2.2. Teori Etika Lingkungan
Hasil analisis kita sampai sekarang adalah bahwa hanya manusia mempunyai
tanggung jawab moral terhadap lingkungan. Walaupun manusia termasuk alam dan
sepenuhnya dapat dianggap sebagai bagian alam , namun hanya dialah yang sanggup
melampaui status alaminya dengan memikul tanggung jawab. Isi tanggung jawabnya dalam
konteks ekonomi dan bisnis adalah melestarikan lingkungan hidup atau memamfaatkan
sumber daya alam demikian rupa sehingga kualitas lingkungan tidak dikurangi, tetapi
bermutu sama seperti sebelumnya. Kegiatan ekonomisnya harus harus memugkinkan
pembangunan berkelanjutan. Di sini kita mencari dasar etika untuk tanggung jawab manusia
itu. Seperti sering terjadi, dasar etika itu disajikan oleh beberapa pendekatan yang berbeda.
2.2.1. Hak dan deontologi
Dalam sebuah artikel terkenal yang untuk pertama kali terbit pada tahun 1974, William
T. Blackstone mengajukan pikiran bahwa setiap manusia berhak atas lingkungan berkualitas
yang memungkinkan dia untuk hidup dengan baik. Lingkungan yang berkualitas tidak saja
merupakan sesuatu yang sangat diharapkan, tetapi juga sesuatu yang harus direalisasikan
karena menjadi hak setiap manusia. Dalam konteks ekonomi pasar bebas, setiap orang berhak
untuk memakai miliknya guna menghasilkan keuntungan. Tetapi hak atas lingkungan yang
berkualitas bisa saja mengalahkan hak seseorang untuk memakai miliknya dengan bebas. Jika
perusahaan memiliki tanah sendiri, ia tidak boleh membuang limbah beracun di situ, karena
dengan itu ia mencemari lingkungan hidup yang tidak pernah menjadi milik pribadi begitu
saja.
Jika kita bisa menyetujui hak atas lingkungan berkualitas ini pada taraf teori, maka
pada taraf praktek masih tinggal banyak kesulitan. Tidak menjadi jelas sejauh mana hak atas
milik pribadi atau hak atas usaha ekonomis harus dibatasi.

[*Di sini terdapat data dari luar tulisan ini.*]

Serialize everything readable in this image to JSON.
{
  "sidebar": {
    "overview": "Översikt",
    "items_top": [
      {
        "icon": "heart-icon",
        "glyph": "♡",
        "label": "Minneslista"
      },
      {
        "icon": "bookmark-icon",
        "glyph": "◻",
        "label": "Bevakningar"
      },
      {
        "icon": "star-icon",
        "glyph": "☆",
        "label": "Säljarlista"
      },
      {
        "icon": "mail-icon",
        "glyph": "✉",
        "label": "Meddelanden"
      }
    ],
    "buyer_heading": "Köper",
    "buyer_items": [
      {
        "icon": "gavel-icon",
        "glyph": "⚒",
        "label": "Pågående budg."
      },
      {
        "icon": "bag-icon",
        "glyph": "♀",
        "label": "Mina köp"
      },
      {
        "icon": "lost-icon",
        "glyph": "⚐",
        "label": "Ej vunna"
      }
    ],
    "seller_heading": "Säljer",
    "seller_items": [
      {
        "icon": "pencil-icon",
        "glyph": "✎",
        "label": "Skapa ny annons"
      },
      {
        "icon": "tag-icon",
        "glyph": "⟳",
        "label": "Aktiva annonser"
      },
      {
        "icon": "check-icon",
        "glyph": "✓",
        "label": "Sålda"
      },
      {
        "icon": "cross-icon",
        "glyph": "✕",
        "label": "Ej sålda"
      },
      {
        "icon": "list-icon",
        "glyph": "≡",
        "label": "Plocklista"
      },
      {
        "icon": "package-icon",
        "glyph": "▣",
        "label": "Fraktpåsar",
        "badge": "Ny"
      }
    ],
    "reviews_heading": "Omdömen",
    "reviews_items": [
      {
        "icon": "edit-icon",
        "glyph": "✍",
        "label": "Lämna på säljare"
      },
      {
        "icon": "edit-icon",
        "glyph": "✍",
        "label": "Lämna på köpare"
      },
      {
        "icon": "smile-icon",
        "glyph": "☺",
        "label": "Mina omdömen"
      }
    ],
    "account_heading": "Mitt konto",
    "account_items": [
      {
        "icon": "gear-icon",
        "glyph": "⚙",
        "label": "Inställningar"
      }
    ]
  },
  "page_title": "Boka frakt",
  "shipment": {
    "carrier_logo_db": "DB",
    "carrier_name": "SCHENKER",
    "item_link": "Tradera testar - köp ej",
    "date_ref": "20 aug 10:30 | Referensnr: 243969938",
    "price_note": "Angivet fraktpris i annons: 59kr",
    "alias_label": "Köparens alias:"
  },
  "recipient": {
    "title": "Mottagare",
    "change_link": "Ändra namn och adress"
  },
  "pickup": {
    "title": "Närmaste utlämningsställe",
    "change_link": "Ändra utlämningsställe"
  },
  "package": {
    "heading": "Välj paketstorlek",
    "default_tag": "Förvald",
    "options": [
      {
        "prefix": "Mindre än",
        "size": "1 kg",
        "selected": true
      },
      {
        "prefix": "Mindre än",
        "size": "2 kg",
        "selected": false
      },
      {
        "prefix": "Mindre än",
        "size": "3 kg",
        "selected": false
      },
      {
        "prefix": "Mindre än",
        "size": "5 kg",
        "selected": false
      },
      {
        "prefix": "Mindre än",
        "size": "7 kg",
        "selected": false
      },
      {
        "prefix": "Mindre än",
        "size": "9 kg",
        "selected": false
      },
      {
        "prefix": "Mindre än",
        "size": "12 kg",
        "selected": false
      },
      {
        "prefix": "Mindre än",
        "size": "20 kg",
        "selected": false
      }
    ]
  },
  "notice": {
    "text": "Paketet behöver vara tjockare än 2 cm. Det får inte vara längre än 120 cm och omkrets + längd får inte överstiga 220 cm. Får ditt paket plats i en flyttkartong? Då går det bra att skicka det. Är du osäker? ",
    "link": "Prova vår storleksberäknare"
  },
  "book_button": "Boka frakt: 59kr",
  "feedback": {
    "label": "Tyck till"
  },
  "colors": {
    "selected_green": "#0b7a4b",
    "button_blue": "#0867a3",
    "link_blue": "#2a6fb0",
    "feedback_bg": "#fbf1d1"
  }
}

Masalah kontoroversial ini ditanggapi oleh para ahli etika dengan cara yang berbeda.
Ada etikawan yang amat yakin tentang adanya hak untuk generasi-generasi yang akan dating
dan malah untuk binatang. Etikawan lain menolak dengan tegas hak-hak serupa itu. Istilah
hak dipakai dalam arti kiasan saja, bila orang berbicara tentang hak generasi-generasi yang
akan dating dan hak binatang. Hak dalam arti sebenarnya selalu mengandaikan subyek yang
rasional dan bebas, jadi manusia yang hidup. Hanya saja, dengan menyangkal adanya hak-
hak ini, kita tidak menyangkal adanya hak-hak ini, kita tidak menyangkal adanya kewajiban
untuk mewariskan lingkungan hidup berkualitas kepada generasi-generasi yang akan dating
dan kewajiban untuk memelihara keanekaan hayati. Walaupun sering kewajiban dengan
pihak satu sepadan dengan hak dari pihak lain, di sini tidak demikian. Sumber bagi kewajiban
kita di sini adalah tanggung jawabkita terhadap generasi-generasi sesudah kita dan keanekaan
hayati bukan hak-hak mereka.
2.2.2. Utilitarisme
Teori utilitarisme dapat dipakai juga guna menyediakan dasar moral bagi tanggung
jawab kita untuk melestarikan lingkungan hidup. Malah utilitarisme bias menunjuk jalan
keluar dari beberapa kesulitan yang dalam hal ini ditimbulkan oleh pandangan hak. Menurut
utilitarisme, suatu perbuatan adalah baik, kalau membawa kesenangan paling besar atau kalau
dengan kata lain kalau memaksimalkan manfaat. Kiranya sudah jelas, pelestarian lingkungan
hidup membawa keadaan paling menguntungkan untuk seluruh umat manusia, termasuk juga
generasi-generasi yang akan datang. Jika kelompok terbatas misalnya, para pemegang hak
pengusahaan hutan (HPH) mengekploitasi alam dengan seenaknya dan dengan demikian
memperoleh untung banyak, hal itu justru bias mengakibatkan kondisi yang membawa
penderitaan besar bagi banyak orang. Jika kita tidak menjalankan pembangunan
berkelanjutan, kita akan merugikan semua generasi sesudah kita. Perhitungan ekonomis tidak
boleh dibatasi pada keuntungan kelompok kecil atau saat sekarang saja.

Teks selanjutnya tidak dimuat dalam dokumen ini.